Vielleicht sollten wir uns korrigieren und das Wort „vorwärts“ als mißverständlich streichen; „vorwärts“ deutet eine Richtung an, ein Ziel oder eine Absicht, der Prozeß der Verösterreicherung jedoch wird gerade durch seine gänzliche Unbestimmtheit und Ziellosigkeit charakterisiert. besser wäre es also, zu sagen: Die Verösterreicherung breitet sich unaufhaltsam aus.

Man hat diesen Prozeß zu betrachten als einen Vorgang lustvoller Demoralisierung, der mit zunehmender Schnelligkeit ein seit zwei Jahrtausenden bis zum Irrsinn hochgezüchtetes Problemibewußtsein ruiniert beziehungsweise allen im Laufe dieser Zeit entwickelten sogenannten Wahrheiten die Thronsessel unter den Hintern wegzieht, so daß sie klatschend auf den Boden des gesunden Menschenverstandes fallen und sich als das entpuppen, was sie sind: als bloße zeitbedingte Vorurteile.

Die Verösterreicherung beginnt also (und endet!) mit der plötzlichen und beglückenden Erkenntnis, daß nichts mehr wichtig oder vielmehr: daß alles gleich wichtig oder gleich unwichtig ist.

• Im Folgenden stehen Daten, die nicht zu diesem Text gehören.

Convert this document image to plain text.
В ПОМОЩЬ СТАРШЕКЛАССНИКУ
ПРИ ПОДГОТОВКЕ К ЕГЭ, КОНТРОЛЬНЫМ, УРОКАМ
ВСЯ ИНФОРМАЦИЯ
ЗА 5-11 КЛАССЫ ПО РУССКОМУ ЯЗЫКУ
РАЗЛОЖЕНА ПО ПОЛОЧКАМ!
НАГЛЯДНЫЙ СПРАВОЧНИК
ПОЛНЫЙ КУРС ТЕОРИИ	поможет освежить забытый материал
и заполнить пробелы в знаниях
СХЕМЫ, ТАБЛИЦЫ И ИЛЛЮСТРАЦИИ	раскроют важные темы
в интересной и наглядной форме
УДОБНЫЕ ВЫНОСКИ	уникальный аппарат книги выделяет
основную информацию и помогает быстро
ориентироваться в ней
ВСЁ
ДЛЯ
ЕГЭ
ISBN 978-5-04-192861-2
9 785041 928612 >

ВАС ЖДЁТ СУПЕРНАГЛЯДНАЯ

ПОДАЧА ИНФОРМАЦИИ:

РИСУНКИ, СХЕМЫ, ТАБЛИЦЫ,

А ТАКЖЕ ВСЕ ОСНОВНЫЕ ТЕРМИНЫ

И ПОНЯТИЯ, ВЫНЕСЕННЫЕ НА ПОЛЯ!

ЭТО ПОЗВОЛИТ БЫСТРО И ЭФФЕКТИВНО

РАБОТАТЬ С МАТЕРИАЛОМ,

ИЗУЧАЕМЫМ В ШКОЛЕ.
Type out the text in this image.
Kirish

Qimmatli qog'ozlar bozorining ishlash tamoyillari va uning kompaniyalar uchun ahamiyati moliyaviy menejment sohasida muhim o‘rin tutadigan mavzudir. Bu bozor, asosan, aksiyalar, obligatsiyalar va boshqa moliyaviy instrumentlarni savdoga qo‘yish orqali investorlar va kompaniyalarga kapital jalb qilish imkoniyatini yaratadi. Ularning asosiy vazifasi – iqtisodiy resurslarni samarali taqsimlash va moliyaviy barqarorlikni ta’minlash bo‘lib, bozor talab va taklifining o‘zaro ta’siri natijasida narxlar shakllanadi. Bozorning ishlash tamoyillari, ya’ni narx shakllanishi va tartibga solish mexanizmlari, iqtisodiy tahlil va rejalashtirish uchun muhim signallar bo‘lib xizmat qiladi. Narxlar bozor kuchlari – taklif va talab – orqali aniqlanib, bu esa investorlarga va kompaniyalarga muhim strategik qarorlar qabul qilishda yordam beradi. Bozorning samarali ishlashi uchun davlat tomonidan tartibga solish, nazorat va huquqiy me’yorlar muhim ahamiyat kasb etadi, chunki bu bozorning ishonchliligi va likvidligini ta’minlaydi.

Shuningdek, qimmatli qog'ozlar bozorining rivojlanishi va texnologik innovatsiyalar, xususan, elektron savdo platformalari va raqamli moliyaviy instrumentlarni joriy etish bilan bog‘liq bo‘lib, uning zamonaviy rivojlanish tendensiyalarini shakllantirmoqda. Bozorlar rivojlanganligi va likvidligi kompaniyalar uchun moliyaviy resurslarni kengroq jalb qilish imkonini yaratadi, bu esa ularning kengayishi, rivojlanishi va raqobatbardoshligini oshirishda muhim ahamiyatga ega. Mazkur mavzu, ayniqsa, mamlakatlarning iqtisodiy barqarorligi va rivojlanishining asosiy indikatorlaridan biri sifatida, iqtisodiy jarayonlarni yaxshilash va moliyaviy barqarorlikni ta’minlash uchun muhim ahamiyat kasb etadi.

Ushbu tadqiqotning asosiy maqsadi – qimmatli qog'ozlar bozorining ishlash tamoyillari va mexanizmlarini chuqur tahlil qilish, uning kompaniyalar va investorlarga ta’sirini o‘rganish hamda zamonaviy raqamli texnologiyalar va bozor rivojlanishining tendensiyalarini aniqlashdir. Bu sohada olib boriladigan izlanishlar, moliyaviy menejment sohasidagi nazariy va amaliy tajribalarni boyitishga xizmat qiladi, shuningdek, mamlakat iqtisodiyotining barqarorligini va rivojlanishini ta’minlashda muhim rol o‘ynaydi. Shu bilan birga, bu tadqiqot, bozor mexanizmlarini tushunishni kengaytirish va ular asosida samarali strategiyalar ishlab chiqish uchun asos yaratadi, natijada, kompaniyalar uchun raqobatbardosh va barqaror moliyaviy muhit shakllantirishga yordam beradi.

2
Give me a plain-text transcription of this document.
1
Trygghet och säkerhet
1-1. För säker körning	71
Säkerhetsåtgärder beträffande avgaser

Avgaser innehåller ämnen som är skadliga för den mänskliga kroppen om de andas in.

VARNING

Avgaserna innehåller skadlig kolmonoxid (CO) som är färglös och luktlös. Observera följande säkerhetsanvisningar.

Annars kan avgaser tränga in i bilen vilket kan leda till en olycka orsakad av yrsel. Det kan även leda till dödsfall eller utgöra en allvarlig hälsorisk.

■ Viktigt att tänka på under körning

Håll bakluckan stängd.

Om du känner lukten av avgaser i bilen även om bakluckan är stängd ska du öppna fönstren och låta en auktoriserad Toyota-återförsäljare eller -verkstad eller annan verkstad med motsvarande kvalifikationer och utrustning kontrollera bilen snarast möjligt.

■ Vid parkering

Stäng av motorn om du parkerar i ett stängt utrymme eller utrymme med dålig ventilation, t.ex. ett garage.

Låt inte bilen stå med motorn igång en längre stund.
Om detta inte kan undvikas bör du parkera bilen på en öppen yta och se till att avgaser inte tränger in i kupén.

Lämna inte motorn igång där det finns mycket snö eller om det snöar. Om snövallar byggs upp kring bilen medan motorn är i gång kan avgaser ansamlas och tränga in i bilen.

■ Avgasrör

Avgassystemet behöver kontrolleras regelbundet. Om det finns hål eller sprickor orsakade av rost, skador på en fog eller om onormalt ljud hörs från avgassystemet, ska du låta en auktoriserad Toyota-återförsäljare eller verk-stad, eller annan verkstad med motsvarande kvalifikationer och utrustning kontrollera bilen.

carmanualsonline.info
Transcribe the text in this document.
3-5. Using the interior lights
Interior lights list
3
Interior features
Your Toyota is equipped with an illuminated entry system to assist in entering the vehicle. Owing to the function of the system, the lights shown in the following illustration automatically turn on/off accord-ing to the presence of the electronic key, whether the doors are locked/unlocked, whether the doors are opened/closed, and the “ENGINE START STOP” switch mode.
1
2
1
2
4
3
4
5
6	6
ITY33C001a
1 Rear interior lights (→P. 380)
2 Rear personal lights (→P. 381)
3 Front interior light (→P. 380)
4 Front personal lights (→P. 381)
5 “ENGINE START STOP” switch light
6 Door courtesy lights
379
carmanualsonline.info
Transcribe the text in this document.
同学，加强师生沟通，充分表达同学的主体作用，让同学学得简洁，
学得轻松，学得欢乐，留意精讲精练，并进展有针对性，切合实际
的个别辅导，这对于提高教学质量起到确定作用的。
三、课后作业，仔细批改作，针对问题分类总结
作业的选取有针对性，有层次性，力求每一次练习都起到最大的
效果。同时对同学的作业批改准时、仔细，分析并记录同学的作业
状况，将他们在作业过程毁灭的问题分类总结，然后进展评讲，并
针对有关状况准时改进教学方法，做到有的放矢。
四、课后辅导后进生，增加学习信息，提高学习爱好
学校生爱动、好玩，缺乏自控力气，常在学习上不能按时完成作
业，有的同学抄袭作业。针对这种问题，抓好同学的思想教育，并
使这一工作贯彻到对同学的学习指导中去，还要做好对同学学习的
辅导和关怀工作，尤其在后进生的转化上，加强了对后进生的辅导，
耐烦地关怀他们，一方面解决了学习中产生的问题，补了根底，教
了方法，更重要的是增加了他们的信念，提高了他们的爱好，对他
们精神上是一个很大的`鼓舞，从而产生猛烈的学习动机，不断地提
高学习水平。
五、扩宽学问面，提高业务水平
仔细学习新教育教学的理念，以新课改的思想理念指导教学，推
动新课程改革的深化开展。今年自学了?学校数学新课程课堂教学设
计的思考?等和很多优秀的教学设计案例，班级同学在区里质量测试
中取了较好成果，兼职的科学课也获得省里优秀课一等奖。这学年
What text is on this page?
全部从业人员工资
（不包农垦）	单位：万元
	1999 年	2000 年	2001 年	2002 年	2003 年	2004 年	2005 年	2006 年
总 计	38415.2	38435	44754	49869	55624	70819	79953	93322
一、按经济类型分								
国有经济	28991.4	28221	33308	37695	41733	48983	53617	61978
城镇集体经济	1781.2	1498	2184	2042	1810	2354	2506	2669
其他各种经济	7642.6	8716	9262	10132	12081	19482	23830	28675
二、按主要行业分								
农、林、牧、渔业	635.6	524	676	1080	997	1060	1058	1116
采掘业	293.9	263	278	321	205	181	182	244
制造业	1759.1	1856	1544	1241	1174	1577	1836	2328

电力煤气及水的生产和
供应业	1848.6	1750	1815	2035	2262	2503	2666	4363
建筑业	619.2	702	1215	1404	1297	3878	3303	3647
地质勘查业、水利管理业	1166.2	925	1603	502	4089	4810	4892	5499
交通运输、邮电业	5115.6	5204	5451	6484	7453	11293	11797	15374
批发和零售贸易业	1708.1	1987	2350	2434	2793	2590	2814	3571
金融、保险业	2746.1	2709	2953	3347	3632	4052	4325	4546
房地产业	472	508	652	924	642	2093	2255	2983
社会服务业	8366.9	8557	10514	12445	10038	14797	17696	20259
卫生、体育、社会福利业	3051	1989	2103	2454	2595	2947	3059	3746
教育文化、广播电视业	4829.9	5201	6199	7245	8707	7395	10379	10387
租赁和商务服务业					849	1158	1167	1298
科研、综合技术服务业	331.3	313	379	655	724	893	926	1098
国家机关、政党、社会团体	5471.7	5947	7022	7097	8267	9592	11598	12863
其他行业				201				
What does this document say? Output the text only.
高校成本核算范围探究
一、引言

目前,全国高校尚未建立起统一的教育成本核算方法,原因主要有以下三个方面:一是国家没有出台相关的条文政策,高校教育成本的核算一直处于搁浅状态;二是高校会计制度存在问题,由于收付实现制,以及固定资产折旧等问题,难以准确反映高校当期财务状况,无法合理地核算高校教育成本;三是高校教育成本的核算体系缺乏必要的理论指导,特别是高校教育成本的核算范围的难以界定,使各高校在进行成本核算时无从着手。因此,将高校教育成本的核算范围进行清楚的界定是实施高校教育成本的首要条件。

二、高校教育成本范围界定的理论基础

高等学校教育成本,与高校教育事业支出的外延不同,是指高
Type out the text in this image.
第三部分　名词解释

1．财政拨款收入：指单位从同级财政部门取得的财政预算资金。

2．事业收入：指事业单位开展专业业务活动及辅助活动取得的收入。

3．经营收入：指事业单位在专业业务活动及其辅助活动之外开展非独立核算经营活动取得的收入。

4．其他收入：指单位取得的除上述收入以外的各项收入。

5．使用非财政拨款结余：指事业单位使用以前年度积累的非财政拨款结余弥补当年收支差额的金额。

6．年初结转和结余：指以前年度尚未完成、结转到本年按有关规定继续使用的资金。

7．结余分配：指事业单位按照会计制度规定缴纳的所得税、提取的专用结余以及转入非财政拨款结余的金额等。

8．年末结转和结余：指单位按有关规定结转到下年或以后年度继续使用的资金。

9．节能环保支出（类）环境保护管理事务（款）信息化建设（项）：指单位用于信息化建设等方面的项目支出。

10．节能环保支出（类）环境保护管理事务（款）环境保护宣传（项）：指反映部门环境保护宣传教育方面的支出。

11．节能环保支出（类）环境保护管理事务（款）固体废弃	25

Wo aber relativiert wird, entsteht Freiheit. Und die Relativierung, diese höchste aller Künste, ist das Mittel, mit dem sich die Verösterreicherung unaufhaltsam ausbreitet.

Wie aber soll ein Österreicher den, der es nicht ist, vor falscher Interpretation des eben Gesagten bewahren? Er findet es schon schwierig genug, ein Österreicher zu sein; wie schwer, so denkt er voller Mitleid, doch ohne Selbstüberhebung, muß sich da erst ein Nichtösterreicher tun!

Versuchen wir es dennoch, letzterem die Sachlage genauer zu erläutern.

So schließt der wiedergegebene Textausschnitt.